Но «собачка» не закрывается. Она встает на дыбы, беснуется, показывает язык, злобно урчит, жалобно взвизгивает, никак не желая смиренно улечься в пазы и замкнуть элеватор. Петро терпеливо ждет, потом кладет свою руку на мою — назад, вверх, вперед, щелк!

— Нормально.

Грохочут дизели, таль-блок тащит инструмент наверх, обнажая дымящиеся бока очередной свечи, по которой стекает раствор. «Лей!» — говорит Гриша, и я хватаю шланг, струя бьет по трубе, смывая глину, верхонки сразу же промокают, вода хлюпает под ногами, хлюпает в сапогах; «чах-чах-чах-чах!» — сипло бормочет автоматический ключ, раскрепляя свечи; Петро толкает на муфту разрезанный вдоль железный бочонок, который игриво зовут «юбкой». Где-то была щеколда — где? где? где? — я же помню, как «юбка» запахивалась на лету, едва коснувшись трубы. Где же щеколда? где? Под «юбкой» бурлит раствор, бьет в щели, и желтые струи, острые, как спицы, настигают повсюду. Вроде удалось... Теперь надо взять крючок и поставить свечу на подсвечник. Да что она, живая, что ли?! Свеча болтает меня над ротором, нет, лучше бы она была резиновая или ватная — пожалуй, лучше ватная. Петро коротко говорит: «Пусти!» — и подталкивает свечу еле заметным движением кисти, и вот уже свеча стоит как вкопанная на своем месте, в батарее других — все так просто, только от лихого стереотипа «как-же-это-я-и-не-смогу?» остается лишь потная растерзанная оболочка, а от инструкций, воспоминаний, сомнений и скоротечных книжных познаний — слипшийся бумажный комок, плотно заполнивший подчерепное пространство.

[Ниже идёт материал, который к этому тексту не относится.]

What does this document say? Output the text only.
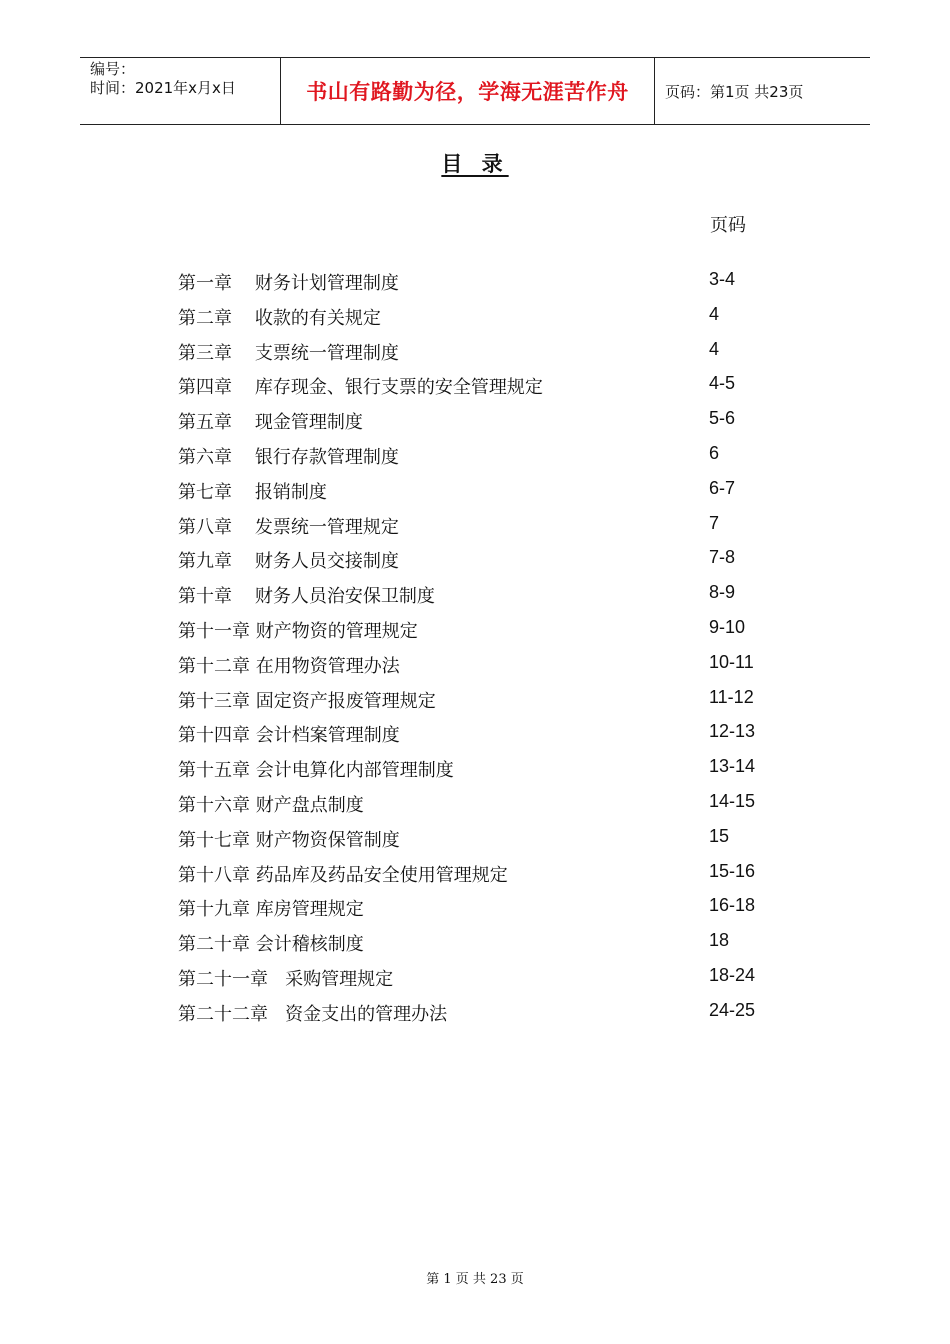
编号：
时间：2021年x月x日	书山有路勤为径，学海无涯苦作舟 页码：第1页 共23页
目 录
页码
第一章    财务计划管理制度	3-4
第二章    收款的有关规定	4
第三章    支票统一管理制度	4
第四章    库存现金、银行支票的安全管理规定	4-5
第五章    现金管理制度	5-6
第六章    银行存款管理制度	6
第七章    报销制度	6-7
第八章    发票统一管理规定	7
第九章    财务人员交接制度	7-8
第十章    财务人员治安保卫制度	8-9
第十一章 财产物资的管理规定	9-10
第十二章 在用物资管理办法	10-11
第十三章 固定资产报废管理规定	11-12
第十四章 会计档案管理制度	12-13
第十五章 会计电算化内部管理制度	13-14
第十六章 财产盘点制度	14-15
第十七章 财产物资保管制度	15
第十八章 药品库及药品安全使用管理规定	15-16
第十九章 库房管理规定	16-18
第二十章 会计稽核制度	18
第二十一章   采购管理规定	18-24
第二十二章   资金支出的管理办法	24-25
第 1 页 共 23 页
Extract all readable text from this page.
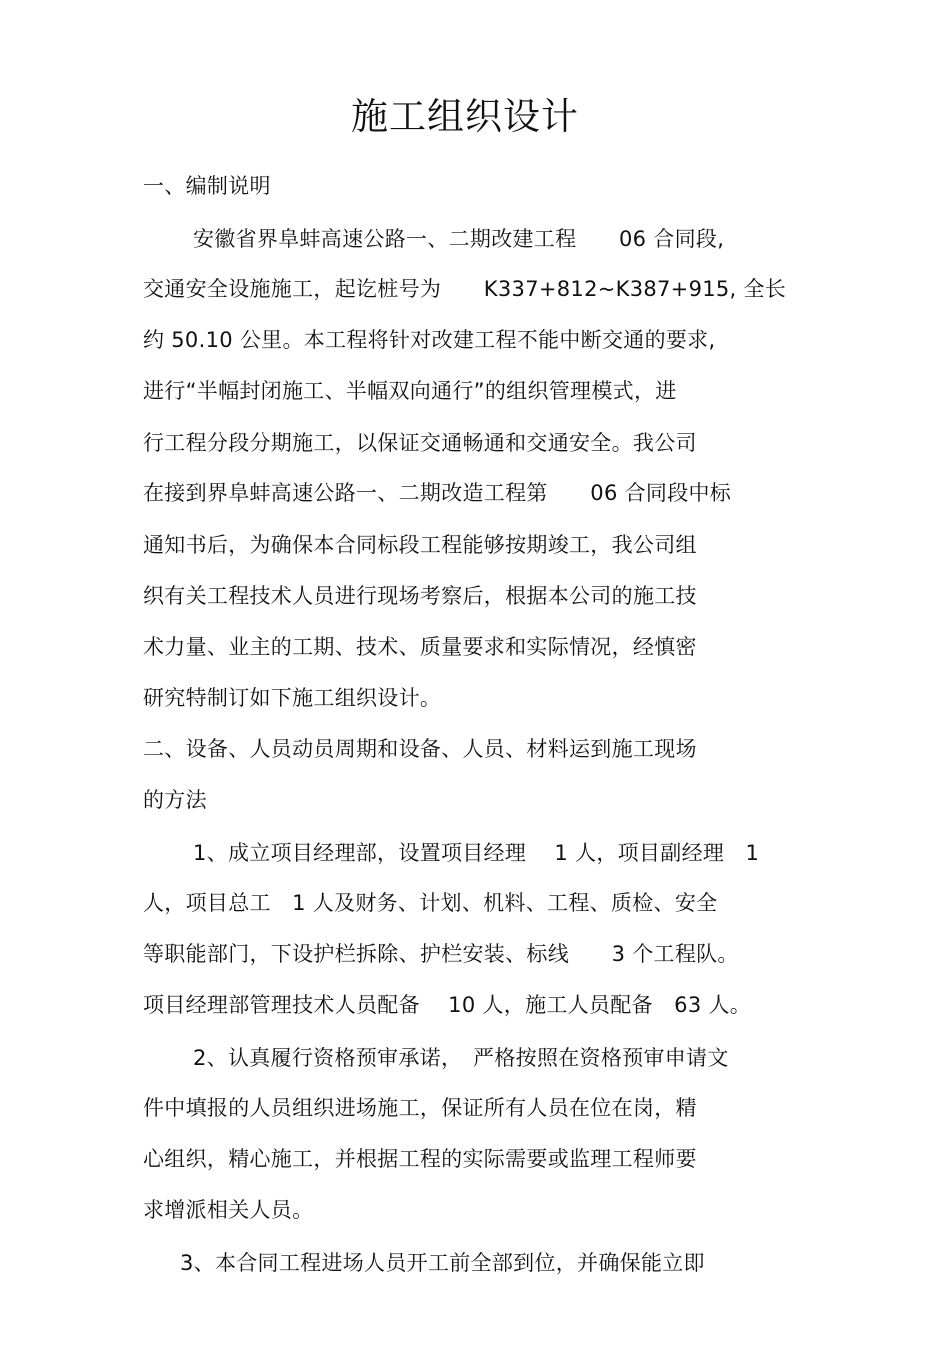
施工组织设计
一、编制说明
安徽省界阜蚌高速公路一、二期改建工程　　06 合同段,
交通安全设施施工，起讫桩号为　　K337+812~K387+915, 全长
约 50.10 公里。本工程将针对改建工程不能中断交通的要求,
进行“半幅封闭施工、半幅双向通行”的组织管理模式，进
行工程分段分期施工，以保证交通畅通和交通安全。我公司
在接到界阜蚌高速公路一、二期改造工程第　　06 合同段中标
通知书后，为确保本合同标段工程能够按期竣工，我公司组
织有关工程技术人员进行现场考察后，根据本公司的施工技
术力量、业主的工期、技术、质量要求和实际情况，经慎密
研究特制订如下施工组织设计。
二、设备、人员动员周期和设备、人员、材料运到施工现场
的方法
1、成立项目经理部，设置项目经理　 1 人，项目副经理　1
人，项目总工　1 人及财务、计划、机料、工程、质检、安全
等职能部门，下设护栏拆除、护栏安装、标线　　3 个工程队。
项目经理部管理技术人员配备　 10 人，施工人员配备　63 人。
2、认真履行资格预审承诺，　严格按照在资格预审申请文
件中填报的人员组织进场施工，保证所有人员在位在岗，精
心组织，精心施工，并根据工程的实际需要或监理工程师要
求增派相关人员。
3、本合同工程进场人员开工前全部到位，并确保能立即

Гриша замер у тормоза и, не поворачивая головы, не отрываясь, разглядывает щит гидравлического индикатора веса; Петро после каждой свечи выходит на козырек, посматривает на пустынную тундру, на пустое небо, на туманное море, но едва элеватор нависает над ротором, как Петро уже здесь и спокойно, невозмутимо, без спешки и Суеты делает свое дело — он все всегда успевает.

Год спустя мы сидели с Гришей за бутылкой отпускного вина, и он говорил мне: «Я в тот день чуть шею себе не сломал. Шея затекла, а повернуться я не мог. Некуда повернуться. Везде ты — на арене выступаешь. Петру хорошо — он на козырек выйдет и давится там от смеха. А я не могу, у меня рука на тормозе. — И он улыбнулся, сверкнув своими хитрыми глазами: — Ну, ты хорош был... Олег Попов». — «А я-то думал...» — «Ну, и правильно думал. Мы и хотели чтобы ты так думал. Будто я своей первой вахты не помню! Петро не помнит! Помним, все помним...»

С маху закрыв воротца — это надо же! — отступаю назад, невероятно довольный собой. Спотыкаюсь о шланг. Падаю.

— Тише ты, — говорит Гриша. — Свечи переломаешь.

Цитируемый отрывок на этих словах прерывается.